From reading reports in the news showing their homes on fire, to dealing with the PTSD from watching people waving and screaming from the tower for help - Grenfell survivors and bereaved have lived through all of this while displaced, shifting from hotel to hotel, trying to be happy.
After seven years of mourning, some of the bereaved take solace in the afterlife and how they hope to see their loved ones again to tell them they fought for justice. While for others, surviving the fire has left them searching for answers and a purpose in life. One man who has since lost his job with his mental health deteriorating, told me how he questioned why he lived instead of his friend and her two-year-old son as he had left their flat shortly before the fire broke out. While another woman says she still texts her deceased husband’s phone number, sending him pictures of her grandchildren longing for a reply.
For all the inconsolable grief they’ve felt, the families were handed 10kg of words detailing why their loved ones deaths were avoidable. Profit was placed above people’s lives, and in the case of Grenfell Tower, 85 percent of them were Black, Brown and immigrant people. However, the inquiry did not look at how racism played a part despite calls for it to - another bitter failing.

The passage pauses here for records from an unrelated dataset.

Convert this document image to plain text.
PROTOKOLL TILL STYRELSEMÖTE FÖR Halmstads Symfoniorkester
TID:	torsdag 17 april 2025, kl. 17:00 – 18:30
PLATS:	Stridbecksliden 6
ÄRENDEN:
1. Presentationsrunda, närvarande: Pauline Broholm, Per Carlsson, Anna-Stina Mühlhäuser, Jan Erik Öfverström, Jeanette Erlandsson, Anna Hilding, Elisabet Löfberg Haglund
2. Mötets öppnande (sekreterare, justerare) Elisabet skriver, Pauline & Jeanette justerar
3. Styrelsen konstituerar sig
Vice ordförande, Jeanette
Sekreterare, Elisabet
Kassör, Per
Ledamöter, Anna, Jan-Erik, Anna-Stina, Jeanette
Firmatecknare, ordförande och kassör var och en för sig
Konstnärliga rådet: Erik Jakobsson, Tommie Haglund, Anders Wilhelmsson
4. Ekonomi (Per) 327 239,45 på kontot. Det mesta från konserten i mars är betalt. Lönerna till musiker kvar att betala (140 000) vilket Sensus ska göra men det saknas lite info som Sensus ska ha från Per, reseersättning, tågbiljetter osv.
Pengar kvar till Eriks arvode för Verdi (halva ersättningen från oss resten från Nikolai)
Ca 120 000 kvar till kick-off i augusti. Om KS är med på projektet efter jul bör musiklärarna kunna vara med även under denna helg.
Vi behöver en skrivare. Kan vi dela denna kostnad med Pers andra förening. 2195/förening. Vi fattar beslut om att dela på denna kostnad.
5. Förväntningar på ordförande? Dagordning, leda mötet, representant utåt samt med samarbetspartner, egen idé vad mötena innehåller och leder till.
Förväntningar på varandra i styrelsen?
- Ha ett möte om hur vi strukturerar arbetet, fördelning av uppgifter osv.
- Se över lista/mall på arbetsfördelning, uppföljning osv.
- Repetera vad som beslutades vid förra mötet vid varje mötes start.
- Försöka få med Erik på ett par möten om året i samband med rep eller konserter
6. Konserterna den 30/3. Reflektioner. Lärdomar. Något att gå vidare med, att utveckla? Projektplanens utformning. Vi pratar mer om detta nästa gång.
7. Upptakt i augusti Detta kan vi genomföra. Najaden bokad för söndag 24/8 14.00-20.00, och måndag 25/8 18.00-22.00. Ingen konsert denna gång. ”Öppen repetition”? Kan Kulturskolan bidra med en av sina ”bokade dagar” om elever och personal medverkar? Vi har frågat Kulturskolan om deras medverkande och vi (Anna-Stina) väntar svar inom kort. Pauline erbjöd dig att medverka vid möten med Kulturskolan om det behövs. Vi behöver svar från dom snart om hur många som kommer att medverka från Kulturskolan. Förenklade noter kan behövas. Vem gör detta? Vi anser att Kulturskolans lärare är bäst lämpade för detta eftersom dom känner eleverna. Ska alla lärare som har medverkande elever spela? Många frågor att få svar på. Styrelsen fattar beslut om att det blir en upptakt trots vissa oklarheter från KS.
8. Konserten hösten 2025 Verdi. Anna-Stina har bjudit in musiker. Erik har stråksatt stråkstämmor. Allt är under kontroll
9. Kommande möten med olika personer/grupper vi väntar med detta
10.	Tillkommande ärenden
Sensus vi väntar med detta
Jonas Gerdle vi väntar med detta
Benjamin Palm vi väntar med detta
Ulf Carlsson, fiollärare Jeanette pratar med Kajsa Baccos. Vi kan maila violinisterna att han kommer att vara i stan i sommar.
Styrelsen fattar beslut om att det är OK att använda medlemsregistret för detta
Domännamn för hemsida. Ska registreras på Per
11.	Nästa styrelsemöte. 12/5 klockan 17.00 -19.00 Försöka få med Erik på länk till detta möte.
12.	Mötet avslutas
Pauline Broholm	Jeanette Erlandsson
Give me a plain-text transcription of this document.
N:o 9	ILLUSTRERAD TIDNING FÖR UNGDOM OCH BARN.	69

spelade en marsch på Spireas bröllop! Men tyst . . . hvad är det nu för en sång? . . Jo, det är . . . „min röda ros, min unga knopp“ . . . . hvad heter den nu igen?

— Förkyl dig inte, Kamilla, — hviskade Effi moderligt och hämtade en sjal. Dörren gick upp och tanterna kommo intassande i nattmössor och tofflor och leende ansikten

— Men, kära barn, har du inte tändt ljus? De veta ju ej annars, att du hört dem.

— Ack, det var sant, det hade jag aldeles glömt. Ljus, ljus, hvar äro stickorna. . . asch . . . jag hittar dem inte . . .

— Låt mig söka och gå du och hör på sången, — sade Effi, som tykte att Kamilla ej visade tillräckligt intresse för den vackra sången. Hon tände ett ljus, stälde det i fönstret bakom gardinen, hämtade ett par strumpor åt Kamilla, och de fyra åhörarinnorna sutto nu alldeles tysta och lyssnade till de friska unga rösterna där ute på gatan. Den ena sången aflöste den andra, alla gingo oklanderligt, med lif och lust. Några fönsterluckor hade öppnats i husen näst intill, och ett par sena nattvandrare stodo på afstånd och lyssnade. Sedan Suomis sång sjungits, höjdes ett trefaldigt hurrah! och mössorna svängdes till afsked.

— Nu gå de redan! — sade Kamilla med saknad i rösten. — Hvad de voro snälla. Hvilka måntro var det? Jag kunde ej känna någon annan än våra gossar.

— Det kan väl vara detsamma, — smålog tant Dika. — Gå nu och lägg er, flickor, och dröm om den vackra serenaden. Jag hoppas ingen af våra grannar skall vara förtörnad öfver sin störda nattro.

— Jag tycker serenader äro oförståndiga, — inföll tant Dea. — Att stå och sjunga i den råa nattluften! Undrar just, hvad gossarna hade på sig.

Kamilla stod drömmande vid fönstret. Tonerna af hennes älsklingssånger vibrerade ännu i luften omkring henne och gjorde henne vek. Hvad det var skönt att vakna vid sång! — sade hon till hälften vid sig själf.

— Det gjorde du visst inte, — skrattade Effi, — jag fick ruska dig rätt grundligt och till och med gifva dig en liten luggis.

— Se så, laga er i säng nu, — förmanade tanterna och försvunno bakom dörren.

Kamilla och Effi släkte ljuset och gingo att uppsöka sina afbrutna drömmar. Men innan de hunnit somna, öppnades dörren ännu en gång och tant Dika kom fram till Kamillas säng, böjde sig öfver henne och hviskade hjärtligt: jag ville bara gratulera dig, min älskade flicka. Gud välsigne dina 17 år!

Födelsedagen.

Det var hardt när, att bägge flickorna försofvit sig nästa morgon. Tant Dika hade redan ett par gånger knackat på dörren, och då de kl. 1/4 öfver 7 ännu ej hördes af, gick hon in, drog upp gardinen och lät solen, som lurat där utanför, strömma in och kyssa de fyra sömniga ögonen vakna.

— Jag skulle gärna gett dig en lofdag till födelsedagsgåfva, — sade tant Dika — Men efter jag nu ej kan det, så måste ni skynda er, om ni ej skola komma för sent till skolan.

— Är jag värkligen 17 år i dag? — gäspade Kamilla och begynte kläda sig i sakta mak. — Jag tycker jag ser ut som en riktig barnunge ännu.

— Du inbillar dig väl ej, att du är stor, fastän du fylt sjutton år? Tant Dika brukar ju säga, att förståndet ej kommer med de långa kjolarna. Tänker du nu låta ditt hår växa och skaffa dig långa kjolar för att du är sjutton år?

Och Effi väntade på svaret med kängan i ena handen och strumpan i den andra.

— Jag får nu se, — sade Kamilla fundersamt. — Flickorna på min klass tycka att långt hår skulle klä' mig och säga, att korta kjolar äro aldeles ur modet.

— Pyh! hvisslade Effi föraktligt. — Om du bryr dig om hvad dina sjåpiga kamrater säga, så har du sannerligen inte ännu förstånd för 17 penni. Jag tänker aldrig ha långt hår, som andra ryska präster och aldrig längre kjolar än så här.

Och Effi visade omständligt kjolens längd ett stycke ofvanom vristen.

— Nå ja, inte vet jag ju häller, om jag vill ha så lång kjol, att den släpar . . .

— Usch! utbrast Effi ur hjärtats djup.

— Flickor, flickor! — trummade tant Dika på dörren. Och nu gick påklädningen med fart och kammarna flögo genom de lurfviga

Now, after years of being held captive by the process, the only justice they hope this inquiry will lead to is a legal one, as families and campaigners have called for criminal charges against those responsible. However, that may only happen in 2030, according to a former chief prosecutor.
After nearly a decade of pain, the bereaved are expected to wait for six more agonizing years to pass before they find out if justice will be served. A daunting prospect that has left some questioning whether they’ll live to see the day.
With all this in mind, it’s difficult not to find inquiries painfully meaningless. Instead, they seemingly function as a prolonged torture method for those who are already traumatised and hurting.
As for preventing another Grenfell - many don’t believe it will be likely. As of last month, there are over 4000 buildings with dangerous cladding on them as only a mere 29% of the overall work to remove the flammable material has been completed in the last seven years. And only last month, one of those buildings caught fire in Dagenham, London.
So, if inquiries are meant to prevent disasters from occurring again, it doesn’t seem that this aim is being achieved, and it may be time to question whether matters of this magnitude should instead go directly before a judge. But knowing how the UK works, if there is ever any acknowledgement that inquiries have failed, they’ll probably launch an inquiry into the inquiries of the last 20 years.
But for those who have suffered an unbearable loss, this week has been nothing but a “final nail in the heart” for why it shouldn’t have happened in the first place.
I truly hope that Grenfell won’t be another inquiry that simply gets filed away in the library of avoidable catastrophes. For the men, women and children who were killed in that fire as well as those still living in unsafe homes, they deserve justice and I hope it is well and truly served one day.